Beans, beans are good for your heart
the more you eat, the more you…
…finish the sentence.
Beans get a bad rap. They are considered peasant food and the cause of digestive discomfort and unpleasantly fragrant side effects. Beans are not meant to be eaten in the company of those you like. Even the newly formed paleo crowd (cult) shun the bean family of legumes. However, beans are nutritious in content, versatile in use and affordable for any food budget.
Bean nutrients – They are full of fibre and plant protein, low in fat and calories and contain iron, magnesium, potassium and B-vitamins.
Types of beans – kidney, black, red, white, turtle, garbanzo, lima, fava, pinto, soy, navy…
How to use beans – Add them to stews, soups, salads (hot and cold) or vegetarian chili. Mash them to make veggie burgers or add to baked goods. Purée for dips and spreads or ground them into baking flour.

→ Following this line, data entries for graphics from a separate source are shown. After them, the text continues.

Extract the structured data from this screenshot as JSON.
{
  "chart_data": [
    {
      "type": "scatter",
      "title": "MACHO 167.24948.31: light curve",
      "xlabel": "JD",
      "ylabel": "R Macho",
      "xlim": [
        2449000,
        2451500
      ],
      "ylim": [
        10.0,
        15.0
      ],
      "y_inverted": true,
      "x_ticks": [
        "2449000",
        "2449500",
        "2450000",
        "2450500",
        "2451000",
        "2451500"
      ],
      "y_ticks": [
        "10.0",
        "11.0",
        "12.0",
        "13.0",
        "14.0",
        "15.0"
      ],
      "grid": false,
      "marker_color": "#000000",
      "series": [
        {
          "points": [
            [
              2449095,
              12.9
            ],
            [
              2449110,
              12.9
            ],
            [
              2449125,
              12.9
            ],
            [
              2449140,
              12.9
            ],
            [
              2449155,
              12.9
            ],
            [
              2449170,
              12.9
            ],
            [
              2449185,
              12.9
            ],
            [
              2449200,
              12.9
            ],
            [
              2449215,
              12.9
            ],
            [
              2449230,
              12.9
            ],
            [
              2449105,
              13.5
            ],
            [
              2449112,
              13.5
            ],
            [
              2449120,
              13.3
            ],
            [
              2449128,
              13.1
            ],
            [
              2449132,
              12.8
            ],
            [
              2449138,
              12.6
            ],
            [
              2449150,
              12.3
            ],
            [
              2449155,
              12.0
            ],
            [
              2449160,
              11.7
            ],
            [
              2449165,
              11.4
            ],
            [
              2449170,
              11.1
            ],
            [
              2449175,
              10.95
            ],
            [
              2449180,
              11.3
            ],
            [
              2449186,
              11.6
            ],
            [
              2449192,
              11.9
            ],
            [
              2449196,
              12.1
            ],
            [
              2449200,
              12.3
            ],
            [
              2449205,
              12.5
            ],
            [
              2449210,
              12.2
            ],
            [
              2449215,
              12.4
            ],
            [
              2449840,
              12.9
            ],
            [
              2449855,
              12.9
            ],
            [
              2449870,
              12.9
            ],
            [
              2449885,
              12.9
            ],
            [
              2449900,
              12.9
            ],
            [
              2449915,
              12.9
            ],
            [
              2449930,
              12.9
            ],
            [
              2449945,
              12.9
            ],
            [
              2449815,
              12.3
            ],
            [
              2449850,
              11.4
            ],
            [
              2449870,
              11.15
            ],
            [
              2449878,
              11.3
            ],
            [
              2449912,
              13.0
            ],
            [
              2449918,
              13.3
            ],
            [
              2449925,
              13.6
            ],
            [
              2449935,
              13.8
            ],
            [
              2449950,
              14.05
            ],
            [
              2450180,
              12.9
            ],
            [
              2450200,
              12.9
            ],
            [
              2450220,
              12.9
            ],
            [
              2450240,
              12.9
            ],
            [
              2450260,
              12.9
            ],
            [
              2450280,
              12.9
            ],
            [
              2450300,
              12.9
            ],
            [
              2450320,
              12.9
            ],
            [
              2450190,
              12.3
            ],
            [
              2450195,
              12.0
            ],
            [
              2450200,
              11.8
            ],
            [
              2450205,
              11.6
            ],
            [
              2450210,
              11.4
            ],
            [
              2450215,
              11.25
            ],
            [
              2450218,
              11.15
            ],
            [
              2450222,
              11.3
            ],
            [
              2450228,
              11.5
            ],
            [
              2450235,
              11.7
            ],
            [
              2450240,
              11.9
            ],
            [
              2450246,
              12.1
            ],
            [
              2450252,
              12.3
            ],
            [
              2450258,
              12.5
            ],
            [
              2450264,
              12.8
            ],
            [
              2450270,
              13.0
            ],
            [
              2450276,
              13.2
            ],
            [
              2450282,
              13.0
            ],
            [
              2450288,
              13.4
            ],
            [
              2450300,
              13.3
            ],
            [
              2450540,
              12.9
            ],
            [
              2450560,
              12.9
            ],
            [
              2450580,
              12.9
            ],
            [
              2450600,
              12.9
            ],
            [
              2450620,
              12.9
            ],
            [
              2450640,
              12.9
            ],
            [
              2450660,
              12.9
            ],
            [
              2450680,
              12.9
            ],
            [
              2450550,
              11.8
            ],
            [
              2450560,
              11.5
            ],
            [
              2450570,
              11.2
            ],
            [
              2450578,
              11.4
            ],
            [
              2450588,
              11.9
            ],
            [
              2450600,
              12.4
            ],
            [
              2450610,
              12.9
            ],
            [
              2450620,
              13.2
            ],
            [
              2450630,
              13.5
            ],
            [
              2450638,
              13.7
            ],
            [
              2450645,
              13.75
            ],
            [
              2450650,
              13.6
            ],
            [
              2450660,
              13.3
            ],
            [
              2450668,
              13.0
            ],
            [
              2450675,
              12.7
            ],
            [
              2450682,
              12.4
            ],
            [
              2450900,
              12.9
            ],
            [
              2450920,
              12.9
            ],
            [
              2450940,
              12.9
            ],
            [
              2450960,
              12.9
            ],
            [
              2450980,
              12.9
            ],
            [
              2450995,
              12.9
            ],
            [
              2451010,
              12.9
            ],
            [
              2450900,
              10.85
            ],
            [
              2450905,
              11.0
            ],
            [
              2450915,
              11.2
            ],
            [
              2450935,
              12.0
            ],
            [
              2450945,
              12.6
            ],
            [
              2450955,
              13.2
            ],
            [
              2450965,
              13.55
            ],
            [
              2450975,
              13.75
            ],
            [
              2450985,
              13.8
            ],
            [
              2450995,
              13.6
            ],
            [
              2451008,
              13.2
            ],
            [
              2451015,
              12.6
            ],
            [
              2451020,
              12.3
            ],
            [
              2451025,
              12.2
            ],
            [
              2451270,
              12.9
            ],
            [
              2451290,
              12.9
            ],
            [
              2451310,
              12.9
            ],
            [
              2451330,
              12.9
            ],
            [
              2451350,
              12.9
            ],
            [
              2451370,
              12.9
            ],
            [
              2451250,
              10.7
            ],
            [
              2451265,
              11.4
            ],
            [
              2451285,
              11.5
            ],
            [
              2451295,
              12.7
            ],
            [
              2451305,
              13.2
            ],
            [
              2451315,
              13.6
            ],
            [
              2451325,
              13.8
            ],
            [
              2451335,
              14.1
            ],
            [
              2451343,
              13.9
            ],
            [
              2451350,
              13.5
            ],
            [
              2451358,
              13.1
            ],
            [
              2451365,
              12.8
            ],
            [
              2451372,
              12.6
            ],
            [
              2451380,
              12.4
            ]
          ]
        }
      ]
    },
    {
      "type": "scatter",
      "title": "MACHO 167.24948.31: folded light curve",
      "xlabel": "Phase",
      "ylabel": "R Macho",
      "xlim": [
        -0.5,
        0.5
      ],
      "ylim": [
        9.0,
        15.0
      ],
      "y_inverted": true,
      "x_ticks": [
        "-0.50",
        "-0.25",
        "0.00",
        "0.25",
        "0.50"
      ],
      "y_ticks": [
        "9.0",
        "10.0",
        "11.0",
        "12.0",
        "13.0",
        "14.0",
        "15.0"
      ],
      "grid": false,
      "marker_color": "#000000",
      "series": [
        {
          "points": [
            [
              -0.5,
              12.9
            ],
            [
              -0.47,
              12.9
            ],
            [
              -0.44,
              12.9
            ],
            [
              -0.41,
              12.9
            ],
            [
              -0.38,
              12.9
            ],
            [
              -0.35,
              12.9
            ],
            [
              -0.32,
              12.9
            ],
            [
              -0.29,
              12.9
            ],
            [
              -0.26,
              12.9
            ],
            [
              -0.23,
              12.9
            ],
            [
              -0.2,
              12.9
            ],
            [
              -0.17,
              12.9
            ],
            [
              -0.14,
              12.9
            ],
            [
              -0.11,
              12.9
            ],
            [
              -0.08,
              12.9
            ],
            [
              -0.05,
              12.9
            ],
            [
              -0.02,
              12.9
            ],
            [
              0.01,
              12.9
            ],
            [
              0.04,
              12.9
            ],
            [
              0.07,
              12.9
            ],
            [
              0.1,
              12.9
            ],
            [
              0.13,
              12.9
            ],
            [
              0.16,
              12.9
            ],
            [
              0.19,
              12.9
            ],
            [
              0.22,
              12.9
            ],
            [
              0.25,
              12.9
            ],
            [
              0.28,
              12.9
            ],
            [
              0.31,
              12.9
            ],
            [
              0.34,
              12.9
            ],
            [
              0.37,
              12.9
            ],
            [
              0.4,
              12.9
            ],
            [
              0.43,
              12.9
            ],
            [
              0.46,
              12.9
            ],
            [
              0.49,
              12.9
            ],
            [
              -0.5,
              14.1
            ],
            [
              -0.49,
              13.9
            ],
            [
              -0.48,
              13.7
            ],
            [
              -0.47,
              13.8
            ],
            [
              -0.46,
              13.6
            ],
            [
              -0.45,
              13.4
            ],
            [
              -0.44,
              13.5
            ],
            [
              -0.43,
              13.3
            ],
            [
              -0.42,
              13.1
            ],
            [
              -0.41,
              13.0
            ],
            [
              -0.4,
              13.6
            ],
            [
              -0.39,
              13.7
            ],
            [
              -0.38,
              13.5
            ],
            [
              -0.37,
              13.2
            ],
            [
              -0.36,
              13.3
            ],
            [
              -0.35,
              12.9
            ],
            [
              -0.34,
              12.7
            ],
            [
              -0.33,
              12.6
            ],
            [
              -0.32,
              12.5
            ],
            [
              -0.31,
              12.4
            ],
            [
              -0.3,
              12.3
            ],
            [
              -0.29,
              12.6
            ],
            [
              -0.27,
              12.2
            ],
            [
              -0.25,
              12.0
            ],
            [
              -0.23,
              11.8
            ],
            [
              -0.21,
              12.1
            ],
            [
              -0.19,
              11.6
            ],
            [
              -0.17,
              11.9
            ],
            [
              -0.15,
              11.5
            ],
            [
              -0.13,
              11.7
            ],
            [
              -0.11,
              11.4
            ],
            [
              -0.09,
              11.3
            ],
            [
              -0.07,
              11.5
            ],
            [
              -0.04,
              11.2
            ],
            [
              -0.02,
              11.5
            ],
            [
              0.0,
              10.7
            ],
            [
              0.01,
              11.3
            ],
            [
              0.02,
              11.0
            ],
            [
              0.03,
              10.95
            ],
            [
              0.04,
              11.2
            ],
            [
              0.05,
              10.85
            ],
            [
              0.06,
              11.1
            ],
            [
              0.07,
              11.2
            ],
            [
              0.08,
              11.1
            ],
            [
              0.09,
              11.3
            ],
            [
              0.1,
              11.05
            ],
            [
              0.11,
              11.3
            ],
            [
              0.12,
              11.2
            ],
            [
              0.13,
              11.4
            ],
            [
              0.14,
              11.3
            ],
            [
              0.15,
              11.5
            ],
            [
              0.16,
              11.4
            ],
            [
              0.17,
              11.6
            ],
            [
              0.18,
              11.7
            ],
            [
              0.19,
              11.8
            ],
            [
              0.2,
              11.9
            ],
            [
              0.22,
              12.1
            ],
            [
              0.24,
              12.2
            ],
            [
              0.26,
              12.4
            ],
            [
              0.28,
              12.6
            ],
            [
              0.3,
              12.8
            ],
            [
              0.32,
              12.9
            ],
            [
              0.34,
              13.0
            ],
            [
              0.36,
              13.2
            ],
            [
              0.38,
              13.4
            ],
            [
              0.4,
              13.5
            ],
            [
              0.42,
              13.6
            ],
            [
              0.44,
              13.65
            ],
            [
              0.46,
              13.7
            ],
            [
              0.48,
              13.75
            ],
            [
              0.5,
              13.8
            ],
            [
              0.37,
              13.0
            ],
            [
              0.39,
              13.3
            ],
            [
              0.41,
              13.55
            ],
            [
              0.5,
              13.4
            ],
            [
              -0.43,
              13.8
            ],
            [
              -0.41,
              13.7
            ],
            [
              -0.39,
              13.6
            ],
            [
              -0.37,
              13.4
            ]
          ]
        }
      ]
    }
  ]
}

Food combining – Combine with grains, nuts/seeds and veggies and eat within the same day as beans to get the full complement of essential amino acids. Most beans are incomplete proteins (except soy) and need to be combined with other foods in order to form a complete protein.
Tips on how to mitigate the ‘effect’ of beans:
- Consume apple cider vinegar either with your bean dish or throughout the day to encourage complete digestion.
- Use spices such as ginger and asafoetida, an Indian spice, to also help with digestion.
- Make sure to drink lots of water daily to help balance the amount of fibre eaten.
- Sprout your beans prior to cooking. These plants contain compounds (eg phytic acid) for self-protection. Sprouting them helps unlock the nutrients that beans contain making them bio available.
- Cook well, rinse well and discard the cooking water along with any foam that forms on the top. If using canned, also rinse well when draining. They are often laden with salt.
2016 is the International Year of Pulses!